Who is most discriminated against?
The basic tenets of the Constitution of the United States do observe basic human rights. It has been the best creation of laws for restraint of government ever put down. If you look at all of the great nations of the past, the reason why they eventually failed is that they did not give "rights of the individual" or citizen the power of self-governance. We worry more about groups!
Take Congress, for instance. There is the congressional black caucus, the Hispanic caucus, the congressional women's caucus –– groups, groups and groups. You cannot tell one from the other without a scorecard. We have representation for every group out there, but over the past 60 years, the individual has been considered less and less. This is what has become most discriminated against –– the "individual."
Where has the basic right for the individual gone? Where is the law for protection of the individual? I'll tell you where it is –– it is in the trash heap, along with the single greatest laws written on behalf of "the individual." Think about that right before it is said which group is divisive and which is not.
Coleman Moreing
Hemet
Pro-quarry name-calling
Ezra Chapman (Community Voices, June 26) claims to have read several pro-quarry articles and letters without finding a single personal attack against opponents.
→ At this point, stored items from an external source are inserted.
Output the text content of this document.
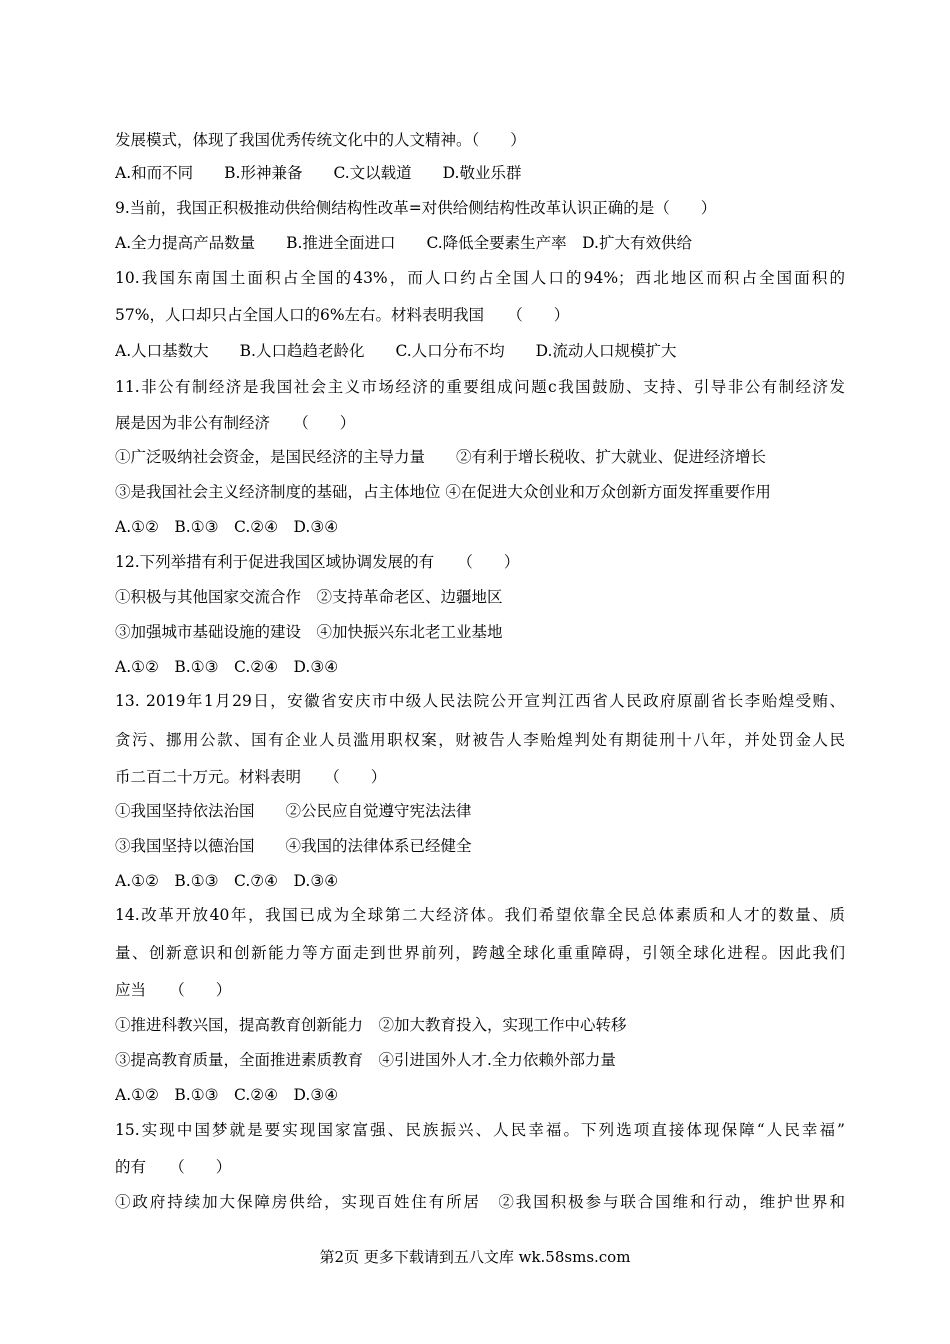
发展模式，体现了我国优秀传统文化中的人文精神。（　　）
A.和而不同　　B.形神兼备　　C.文以载道　　D.敬业乐群
9.当前，我国正积极推动供给侧结构性改革=对供给侧结构性改革认识正确的是（　　）
A.全力提高产品数量　　B.推进全面进口　　C.降低全要素生产率　D.扩大有效供给
10.我国东南国土面积占全国的43%，而人口约占全国人口的94%；西北地区而积占全国面积的
57%，人口却只占全国人口的6%左右。材料表明我国　　（　　）
A.人口基数大　　B.人口趋趋老龄化　　C.人口分布不均　　D.流动人口规模扩大
11.非公有制经济是我国社会主义市场经济的重要组成问题c我国鼓励、支持、引导非公有制经济发
展是因为非公有制经济　　（　　）
①广泛吸纳社会资金，是国民经济的主导力量　　②有利于增长税收、扩大就业、促进经济增长
③是我国社会主义经济制度的基础，占主体地位 ④在促进大众创业和万众创新方面发挥重要作用
A.①②　B.①③　C.②④　D.③④
12.下列举措有利于促进我国区域协调发展的有　　（　　）
①积极与其他国家交流合作　②支持革命老区、边疆地区
③加强城市基础设施的建设　④加快振兴东北老工业基地
A.①②　B.①③　C.②④　D.③④
13. 2019年1月29日，安徽省安庆市中级人民法院公开宣判江西省人民政府原副省长李贻煌受贿、
贪污、挪用公款、国有企业人员滥用职权案，财被告人李贻煌判处有期徒刑十八年，并处罚金人民
币二百二十万元。材料表明　　（　　）
①我国坚持依法治国　　②公民应自觉遵守宪法法律
③我国坚持以德治国　　④我国的法律体系已经健全
A.①②　B.①③　C.⑦④　D.③④
14.改革开放40年，我国已成为全球第二大经济体。我们希望依靠全民总体素质和人才的数量、质
量、创新意识和创新能力等方面走到世界前列，跨越全球化重重障碍，引领全球化进程。因此我们
应当　　（　　）
①推进科教兴国，提高教育创新能力　②加大教育投入，实现工作中心转移
③提高教育质量，全面推进素质教育　④引进国外人才.全力依赖外部力量
A.①②　B.①③　C.②④　D.③④
15.实现中国梦就是要实现国家富强、民族振兴、人民幸福。下列选项直接体现保障“人民幸福”
的有　　（　　）
①政府持续加大保障房供给，实现百姓住有所居　②我国积极参与联合国维和行动，维护世界和
第2页 更多下载请到五八文库 wk.58sms.com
He must have amnesia, because his own letter of June 11 ridicules Robert Martinez (June 5) for stating that "Granite Construction is only interested money and does not care about the health or the environment."
He criticizes my letter June 20 for suggesting that people who don't like local residents fighting the quarry "can move to the beach," yet living at the beach was originally quarry supporter Bob Kowell's (June 11) solution for those people concerned about silica dust.
Larry Lepley (June 30) calls quarry opponents "NIMBYZ" and erroneously denies they are a grass-roots movement. He further attempts to insult opponents referring to them as grass-smoking hippies from the 60s. How's that for negative and personal, Ezra? Larry's lame-brained attacks fail to address any important quarry issues, such as where all the water is going to come from for this extensive and ill-conceived project.
To paraphrase a great American, "NIMBYISM in the defense of quality of life is no vice." If pathetic name-calling is the best that quarry supporters can do, maybe we really can beat this darn thing.